The Kumbharia Project Primary School – located at Kumbharia village under Bhandaripokhari block – resembles more of an abandoned hut than a school. Around 25 children studying here from Classes I to V continue to be the sufferers of a system that accords them little importance.
The wretched condition of the school speaks volumes of the sorry state that primary education finds itself in despite the state and Central governments laying thrust on its development by implementing a host of programmes.
Primary education at several places in the district is either plagued by inadequate infrastructure or shortage of teachers.

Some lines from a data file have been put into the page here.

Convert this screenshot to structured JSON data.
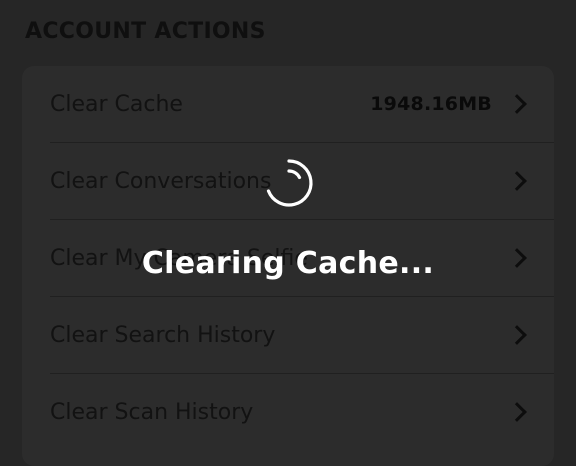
{
  "section": {
    "title": "ACCOUNT ACTIONS"
  },
  "rows": [
    {
      "label": "Clear Cache",
      "value": "1948.16MB"
    },
    {
      "label": "Clear Conversations"
    },
    {
      "label": "Clear My Camera Selfie"
    },
    {
      "label": "Clear Search History"
    },
    {
      "label": "Clear Scan History"
    }
  ],
  "overlay": {
    "message": "Clearing Cache...",
    "spinner_icon": "loading-spinner-icon"
  },
  "colors": {
    "background": "#262626",
    "overlay_text": "#ffffff"
  }
}
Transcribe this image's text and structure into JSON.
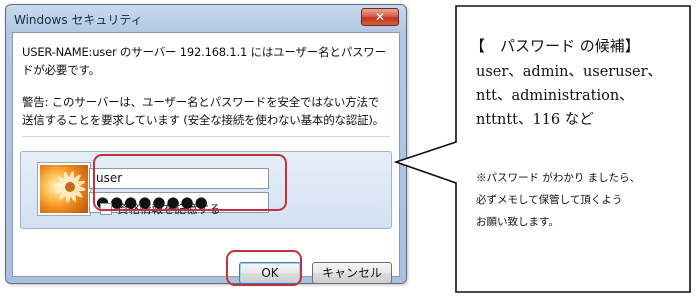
{
  "dialog": {
    "title": "Windows セキュリティ",
    "close_glyph": "✕",
    "message_lines": [
      "USER-NAME:user のサーバー 192.168.1.1 にはユーザー名とパスワー",
      "ドが必要です。"
    ],
    "warning_lines": [
      "警告: このサーバーは、ユーザー名とパスワードを安全ではない方法で",
      "送信することを要求しています (安全な接続を使わない基本的な認証)。"
    ],
    "username_value": "user",
    "password_mask": "●●●●●●●●",
    "remember_label": "資格情報を記憶する",
    "remember_checked": false,
    "ok_label": "OK",
    "cancel_label": "キャンセル",
    "avatar_icon": "user-avatar-flower-icon",
    "highlight_color": "#c0323c"
  },
  "callout": {
    "heading": "【　パスワード の候補】",
    "candidate_lines": [
      "user、admin、useruser、",
      "ntt、administration、",
      "nttntt、116 など"
    ],
    "note_lines": [
      "※パスワード がわかり ましたら、",
      "必ずメモして保管して頂くよう",
      "お願い致します。"
    ]
  }
}
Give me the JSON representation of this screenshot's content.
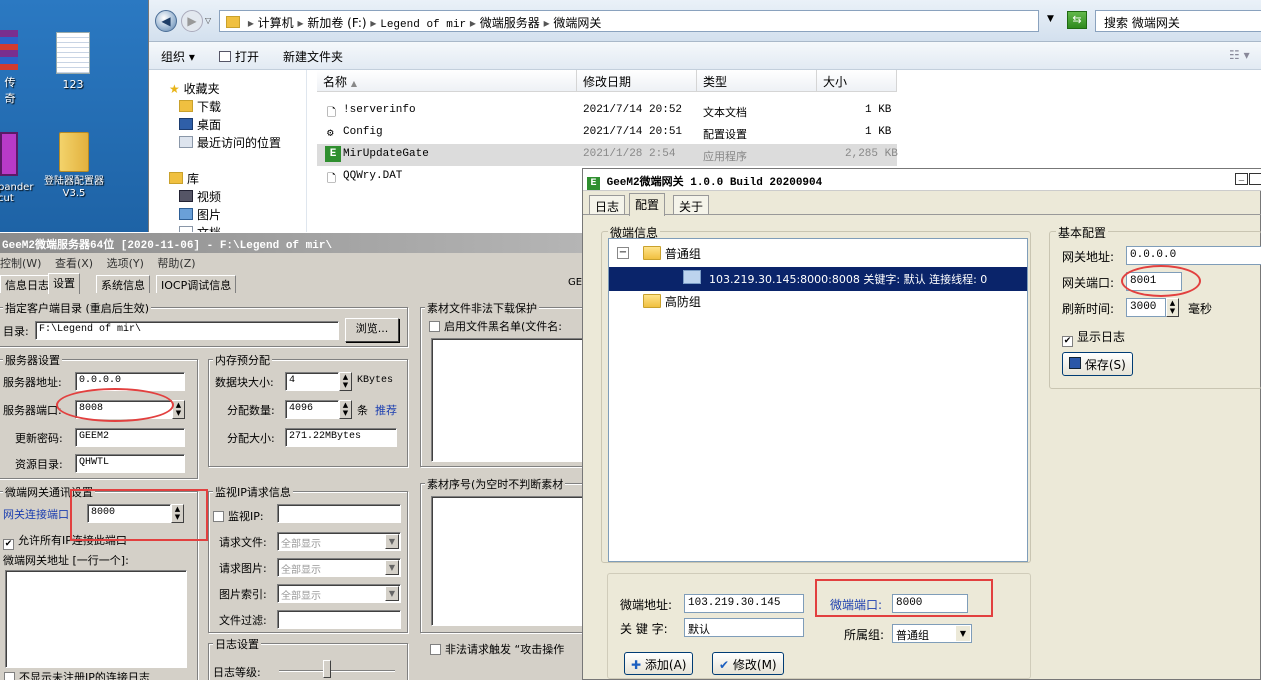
{
  "desktop": {
    "icons": [
      {
        "label": "传奇"
      },
      {
        "label": "123"
      },
      {
        "label": "pander\ncut"
      },
      {
        "label": "登陆器配置器\nV3.5"
      }
    ]
  },
  "explorer": {
    "breadcrumb": [
      "计算机",
      "新加卷 (F:)",
      "Legend of mir",
      "微端服务器",
      "微端网关"
    ],
    "search_placeholder": "搜索 微端网关",
    "toolbar": {
      "organize": "组织 ▾",
      "open": "打开",
      "new_folder": "新建文件夹"
    },
    "nav": {
      "favorites": "收藏夹",
      "downloads": "下载",
      "desktop": "桌面",
      "recent": "最近访问的位置",
      "libraries": "库",
      "videos": "视频",
      "pictures": "图片",
      "docs": "文档"
    },
    "columns": {
      "name": "名称",
      "modified": "修改日期",
      "type": "类型",
      "size": "大小"
    },
    "files": [
      {
        "name": "!serverinfo",
        "modified": "2021/7/14 20:52",
        "type": "文本文档",
        "size": "1 KB"
      },
      {
        "name": "Config",
        "modified": "2021/7/14 20:51",
        "type": "配置设置",
        "size": "1 KB"
      },
      {
        "name": "MirUpdateGate",
        "modified": "2021/1/28 2:54",
        "type": "应用程序",
        "size": "2,285 KB"
      },
      {
        "name": "QQWry.DAT",
        "modified": "",
        "type": "",
        "size": ""
      }
    ]
  },
  "server": {
    "title": "GeeM2微端服务器64位 [2020-11-06] - F:\\Legend of mir\\",
    "menu": [
      "控制(W)",
      "查看(X)",
      "选项(Y)",
      "帮助(Z)"
    ],
    "tabs": [
      "信息日志",
      "设置",
      "系统信息",
      "IOCP调试信息"
    ],
    "status_fragment": "GE",
    "client_dir": {
      "legend": "指定客户端目录 (重启后生效)",
      "label": "目录:",
      "value": "F:\\Legend of mir\\",
      "browse": "浏览..."
    },
    "server_settings": {
      "legend": "服务器设置",
      "addr_label": "服务器地址:",
      "addr": "0.0.0.0",
      "port_label": "服务器端口:",
      "port": "8008",
      "pwd_label": "更新密码:",
      "pwd": "GEEM2",
      "res_label": "资源目录:",
      "res": "QHWTL"
    },
    "memory": {
      "legend": "内存预分配",
      "block_label": "数据块大小:",
      "block": "4",
      "block_unit": "KBytes",
      "count_label": "分配数量:",
      "count": "4096",
      "count_unit": "条",
      "recommend": "推荐",
      "size_label": "分配大小:",
      "size": "271.22MBytes"
    },
    "gate_comm": {
      "legend": "微端网关通讯设置",
      "port_label": "网关连接端口:",
      "port": "8000",
      "allow_label": "允许所有IP连接此端口",
      "addr_label": "微端网关地址 [一行一个]:"
    },
    "monitor": {
      "legend": "监视IP请求信息",
      "ip_label": "监视IP:",
      "req_file_label": "请求文件:",
      "req_file": "全部显示",
      "req_img_label": "请求图片:",
      "req_img": "全部显示",
      "img_idx_label": "图片索引:",
      "img_idx": "全部显示",
      "file_filter_label": "文件过滤:"
    },
    "log": {
      "legend": "日志设置",
      "level_label": "日志等级:"
    },
    "material": {
      "legend": "素材文件非法下载保护",
      "blacklist_label": "启用文件黑名单(文件名:",
      "seq_legend": "素材序号(为空时不判断素材",
      "illegal_label": "非法请求触发 “攻击操作"
    },
    "bottom_check": "不显示未注册IP的连接日志"
  },
  "gate": {
    "title": "GeeM2微端网关 1.0.0 Build 20200904",
    "tabs": [
      "日志",
      "配置",
      "关于"
    ],
    "info": {
      "legend": "微端信息",
      "group_normal": "普通组",
      "server_entry": "103.219.30.145:8000:8008 关键字: 默认 连接线程: 0",
      "group_defense": "高防组"
    },
    "form": {
      "addr_label": "微端地址:",
      "addr": "103.219.30.145",
      "port_label": "微端端口:",
      "port": "8000",
      "key_label": "关 键 字:",
      "key": "默认",
      "group_label": "所属组:",
      "group": "普通组",
      "add": "添加(A)",
      "modify": "修改(M)"
    },
    "basic": {
      "legend": "基本配置",
      "addr_label": "网关地址:",
      "addr": "0.0.0.0",
      "port_label": "网关端口:",
      "port": "8001",
      "refresh_label": "刷新时间:",
      "refresh": "3000",
      "refresh_unit": "毫秒",
      "showlog_label": "显示日志",
      "save": "保存(S)"
    }
  }
}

The Kumbharia primary school was set up in 2008 with efforts of the villagers, but the government has failed to put necessary infrastructure in place even after eight years. 
The thatched hut accommodates 25 students. Two teachers have been appointed at the school but they find if difficult to teach all students at one place.
The school lacks a kitchen and drinking water supply is non-existent. 
With no furniture, students have to sit on the floor while teachers have to make do with plastic chairs.

Walls have not been plastered while bricks are seen to be crumbling. The hut is in an unsafe condition and unprotected too, in the absence of doors and windows.
Records and other documents of the school are placed by the headmaster in his bags.
As there is no kitchen for the school, mid-day meals are cooked in the open. In rainy season, cook Haras Rout finds it difficult to prepare meals.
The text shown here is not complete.